Atlas: A Pylonic Dawn
Page 47
The voice sighs. “Kraz wasn’t wrong. Come forward.”
He straightens posture. Sliding his palms up the door, Atlas squints and exhales a second-slower gasp.
“Yes, indeed.” The male voice, strong, pure, calls steadily across meters of space. “Come, Atlas. Come to your flame.”

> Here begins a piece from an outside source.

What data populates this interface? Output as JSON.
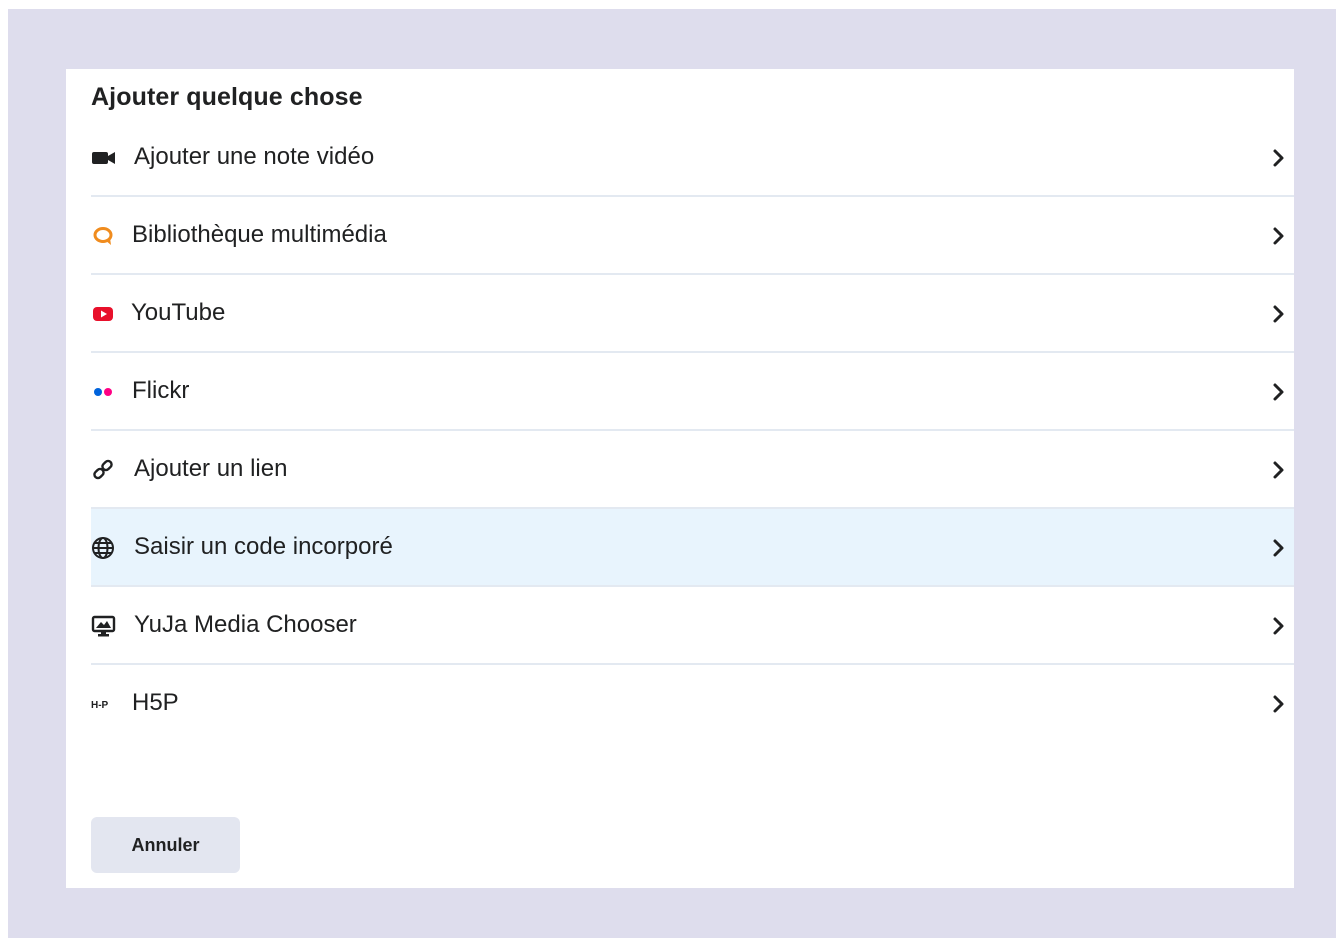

Atlas pushes off the door. He steps. Shakes. And steps again. Fingers stretched toward absence, heels rolling toward some bottomless pit their teeters anticipate, he walks to the voice. It calls from everywhere and nowhere and crescendos, resonates through his skull.
“Hold out your hand.”
He does, palm upturned. Something touches it.
Atlas jumps, limbs seized, and yanks back his hand and wonders what he expected. He clenches his fingers around an object; it compresses, shifts. A loose material, rugged, thin but durable, waves into the contours of his palm with a deep crackle. He grabs it with his other hand. The thin material coils around two cool metal stems, engraved handles clacking together their stoppers that contain a hearty parchment.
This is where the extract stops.